As Coleman prepares for his equal-protection appeals to any court of
proper jurisdiction that might conceivably hold up the seating of
Franken in the US Senate, we can ask why Coleman is seemingly hell
bent on castigating the current Election Contest proceedings (see,
e.g, the excellent summaries by FishFry and Winerev) rather than trying to
win the election outright.
In terms of Coleman actually winning the election contest, there are
two fundamental parameters: 1) How many ballots will the court allow
to be opened and counted, and 2) Given a random ballot from (1), what
is the probability that it will in fact be a vote for Coleman (i.e.,
statistically speaking, would we expect the ballots to favor Coleman,
and by how much?)
We need to recall that of the 933 absentee ballots already opened and
counted, a large majority favored Franken. And we need to understand
that while Coleman is cherry-picking the additional ballots he is
arguing should be opened, the Franken campaign will get a chance to do
the exact same thing when it presents its case.

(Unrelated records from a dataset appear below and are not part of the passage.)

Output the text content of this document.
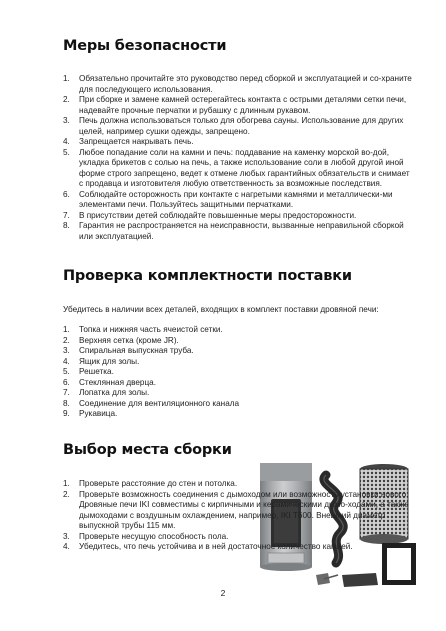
Меры безопасности
1. Обязательно прочитайте это руководство перед сборкой и эксплуатацией и со-храните для последующего использования.
2. При сборке и замене камней остерегайтесь контакта с острыми деталями сетки печи, надевайте прочные перчатки и рубашку с длинным рукавом.
3. Печь должна использоваться только для обогрева сауны. Использование для других целей, например сушки одежды, запрещено.
4. Запрещается накрывать печь.
5. Любое попадание соли на камни и печь: поддавание на каменку морской во-дой, укладка брикетов с солью на печь, а также использование соли в любой другой иной форме строго запрещено, ведет к отмене любых гарантийных обязательств и снимает с продавца и изготовителя любую ответственность за возможные последствия.
6. Соблюдайте осторожность при контакте с нагретыми камнями и металлически-ми элементами печи. Пользуйтесь защитными перчатками.
7. В присутствии детей соблюдайте повышенные меры предосторожности.
8. Гарантия не распространяется на неисправности, вызванные неправильной сборкой или эксплуатацией.
Проверка комплектности поставки

Убедитесь в наличии всех деталей, входящих в комплект поставки дровяной печи:

1. Топка и нижняя часть ячеистой сетки.
2. Верхняя сетка (кроме JR).
3. Спиральная выпускная труба.
4. Ящик для золы.
5. Решетка.
6. Стеклянная дверца.
7. Лопатка для золы.
8. Соединение для вентиляционного канала
9. Рукавица.
Выбор места сборки
1. Проверьте расстояние до стен и потолка.
2. Проверьте возможность соединения с дымоходом или возможность установки нового. Дровяные печи IKI совместимы с кирпичными и керамическими дымо-ходами, а также дымоходами с воздушным охлаждением, например, IKI T600. Внешний диаметр выпускной трубы 115 мм.
3. Проверьте несущую способность пола.
4. Убедитесь, что печь устойчива и в ней достаточное количество камней.
2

Therefore while there is a lot of uncertainty around the statistical
properties of the (as yet theoretical) pile of unopened ballots the
court will eventually order counted, it is hard to make a strong case
that they, in aggregate, will favor Coleman. But let's assume that,
for whatever reason, they do -- how strongly will they have to favor
Coleman for him to have any kind of chance of winning?
The first graph below, computed using a mathematical technique known as
a binomial distribution, show us why Coleman is (and should be)
desperate to try anything other than actually have ballots opened and
counted.
It shows that even if 3300 ballots are ordered opened (which is
extremely unlikely at this point, but still theoretically possible),
and all of them were Coleman or Franken (no Barkley or Lizard people)
votes, they would have to favor Coleman by about 52.5% - 47.5% for
Coleman to have a 10% chance of coming out ahead, assuming that
Franken's 249 current vote lead remains intact otherwise.
If only 1000 ballots are ordered opened (the line is in fact invisible,
because it never rises above the X-axis), Coleman's chance of victory
is 0 -- nada, zip.
Marc Elias, one of Franken's lawyers, estimated that perhaps as many
as 1500 ballots might eventually be opened. In this case, they would
have to favor Coleman by 56.5% - 43.5% before Coleman's chances of
victory would approach 10%.
The second graph illustrates, by way of comparison, just how big
Franken's lead of 249 votes is. By presenting the same information
assuming Franken's lead was only 100 votes, we see that Coleman would
start to have some chance of winning even if the ballots only favor
him by 51% - 49%. But even in this case, if the ballots favor Franken
or are probabilistically 50%-50%, Coleman has no realistic shot.